The first way I looked at this was to measure the inversion of the array. Essentially, that's the number of pairs that are out of order. If you have an array with the values 10, 8, 3, 7, 4
, you end up having to do 8 swaps ((10, 8), (10, 3), (10, 7), (10, 4), (8, 3), (8, 7), (8, 4), (7, 4)).
Inversions
NJ 1 | NJ 2 | LA | NLD | JPN | |
---|---|---|---|---|---|
NJ 1 | - | 0 | 2994 | 2581 | 4658 |
NJ 2 | 0 | - | 3147 | 2459 | 4645 |
LA | 3980 | 3861 | - | 3237 | 4010 |
NLD | 3125 | 1826 | 3133 | - | 4189 |
JPN | 3920 | 4417 | 4147 | 4425 | - |
Don't know about you, but I'm not sure I find that useful. It sure seems high. Of course, one of the reasons to use UDP is when you're able to discard some packets. If you send 10 000 packets, and they're all ordered, except that the last one is somehow first, you can just discard it rather than doing 9999 swaps.

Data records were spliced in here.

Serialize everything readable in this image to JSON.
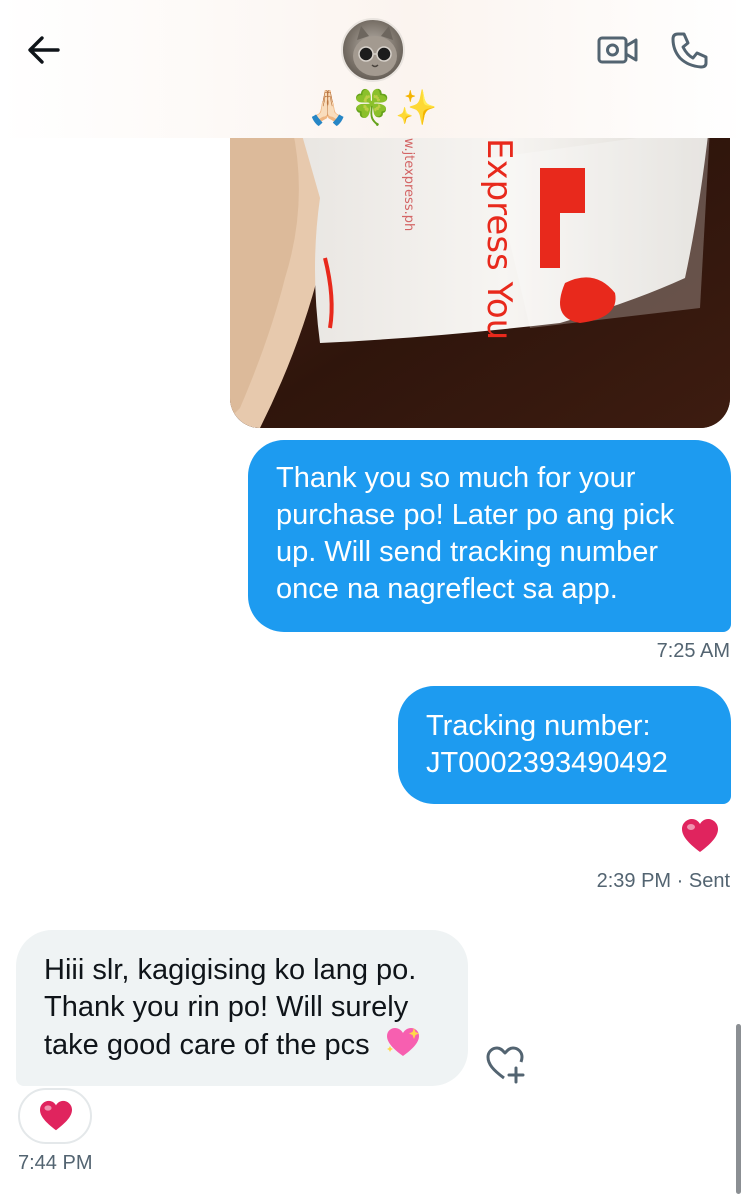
{
  "header": {
    "contact_name": "🙏🏻🍀✨",
    "avatar": "cat-with-glasses-avatar",
    "back_icon": "arrow-left-icon",
    "video_icon": "video-call-icon",
    "phone_icon": "phone-call-icon"
  },
  "photo": {
    "package_print_1": "Express You",
    "package_print_2": "w.jtexpress.ph"
  },
  "messages": [
    {
      "direction": "sent",
      "text": "Thank you so much for your purchase po! Later po ang pick up. Will send tracking number once na nagreflect sa app.",
      "time": "7:25 AM"
    },
    {
      "direction": "sent",
      "text": "Tracking number: JT0002393490492",
      "time": "2:39 PM",
      "status": "· Sent",
      "reaction": "❤️"
    },
    {
      "direction": "received",
      "text": "Hiii slr, kagigising ko lang po. Thank you rin po! Will surely take good care of the pcs",
      "emoji": "💖",
      "time": "7:44 PM",
      "reaction": "❤️"
    }
  ],
  "colors": {
    "sent_bubble": "#1d9bf0",
    "received_bubble": "#eff3f4",
    "meta_text": "#536471",
    "heart": "#e0245e"
  }
}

What if we discard any packet that come after a later packet we've already processed (later meaning the counter is great)? For example, if we get 1, 5, 4, 3, 6, 7
, we'd discard 4 and 3 since we've already seen 5. How many "good" packets would that leave?

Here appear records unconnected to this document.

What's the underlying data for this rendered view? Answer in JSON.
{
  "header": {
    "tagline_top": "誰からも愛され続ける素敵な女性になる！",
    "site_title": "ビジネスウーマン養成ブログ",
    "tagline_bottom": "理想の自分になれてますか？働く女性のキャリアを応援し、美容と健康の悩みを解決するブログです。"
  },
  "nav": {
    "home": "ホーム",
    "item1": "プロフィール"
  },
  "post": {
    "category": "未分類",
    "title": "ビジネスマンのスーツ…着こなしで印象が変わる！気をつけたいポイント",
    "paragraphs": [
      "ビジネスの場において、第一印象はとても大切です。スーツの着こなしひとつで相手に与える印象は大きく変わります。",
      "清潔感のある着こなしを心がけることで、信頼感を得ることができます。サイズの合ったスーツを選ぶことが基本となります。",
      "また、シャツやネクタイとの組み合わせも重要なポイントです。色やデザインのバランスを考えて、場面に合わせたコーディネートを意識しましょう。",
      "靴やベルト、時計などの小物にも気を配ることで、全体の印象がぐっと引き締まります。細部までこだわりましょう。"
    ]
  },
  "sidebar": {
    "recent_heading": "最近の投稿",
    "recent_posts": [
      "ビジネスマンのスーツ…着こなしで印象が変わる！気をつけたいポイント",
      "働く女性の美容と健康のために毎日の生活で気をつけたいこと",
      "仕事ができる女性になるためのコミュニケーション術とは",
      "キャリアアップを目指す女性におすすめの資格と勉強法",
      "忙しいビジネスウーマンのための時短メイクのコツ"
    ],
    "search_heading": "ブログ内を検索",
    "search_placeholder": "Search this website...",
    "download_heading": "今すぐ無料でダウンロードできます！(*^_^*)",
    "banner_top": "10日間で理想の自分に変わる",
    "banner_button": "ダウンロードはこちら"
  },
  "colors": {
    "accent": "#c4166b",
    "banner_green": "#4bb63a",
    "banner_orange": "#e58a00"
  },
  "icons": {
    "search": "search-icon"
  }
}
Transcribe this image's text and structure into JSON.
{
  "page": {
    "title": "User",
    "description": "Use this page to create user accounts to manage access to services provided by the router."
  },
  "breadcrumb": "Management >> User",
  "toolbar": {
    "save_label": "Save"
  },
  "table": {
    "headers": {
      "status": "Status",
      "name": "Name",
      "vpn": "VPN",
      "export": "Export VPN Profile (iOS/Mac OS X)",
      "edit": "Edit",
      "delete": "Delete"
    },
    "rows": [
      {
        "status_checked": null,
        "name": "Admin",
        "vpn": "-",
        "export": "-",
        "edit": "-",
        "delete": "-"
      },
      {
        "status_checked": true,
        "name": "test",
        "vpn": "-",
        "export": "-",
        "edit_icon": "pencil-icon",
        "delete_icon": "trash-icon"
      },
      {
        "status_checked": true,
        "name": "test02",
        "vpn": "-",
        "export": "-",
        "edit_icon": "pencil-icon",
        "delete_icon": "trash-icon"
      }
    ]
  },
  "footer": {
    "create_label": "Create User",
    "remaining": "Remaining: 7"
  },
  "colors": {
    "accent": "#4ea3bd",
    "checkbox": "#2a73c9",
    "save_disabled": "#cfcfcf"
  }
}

# of ordered packets - click table to toggle %
NJ 1 | NJ 2 | LA | NLD | JPN | |
---|---|---|---|---|---|
NJ 1 | - | 2981 | 1514 | 1658 | 1123 |
NJ 2 | 3016 | - | 1627 | 1483 | 1161 |
LA | 1227 | 1259 | - | 1485 | 1067 |
NLD | 1407 | 1645 | 1220 | - | 1096 |
JPN | 980 | 1083 | 1141 | 1087 | - |
As a slight tweak, what if we group 5 packets together, sort them, then re-apply the above discarding code:
# of ordered packets (with grouping) - click table to toggle %
NJ 1 | NJ 2 | LA | NLD | JPN | |
---|---|---|---|---|---|
NJ 1 | - | 2981 | 2061 | 2235 | 1807 |
NJ 2 | 3016 | - | 2214 | 2041 | 1889 |
LA | 1868 | 1873 | - | 2066 | 1720 |
NLD | 2200 | 2273 | 1920 | - | 1712 |
JPN | 1541 | 1804 | 1735 | 1732 | - |
Conclusion
It's hard to draw any conclusions without running this for longer and with more data. Still, it seems that UDP reliability is pretty good. Distance usually involves more hops and each hop increases the risk or something going bad, but if things are normally ok, then distance doesn't seem to be an issue.
What is an issue is ordering. Here, distance does appear to play a bigger factor. By grouping the packets we see a substantial and expected improvement. In a lot of cases, ordering might not matter. Unless you're streaming, it's possible that simply keeping a timestamp and re-ordering on the receiving side would work.
I'd like to test more things. More data for a longer period of time and more locations. I'd also like to compare the performance to TCP. But, overall, I feel that the better-than-I-expected reliability makes UDP something I should keep in my toolbox.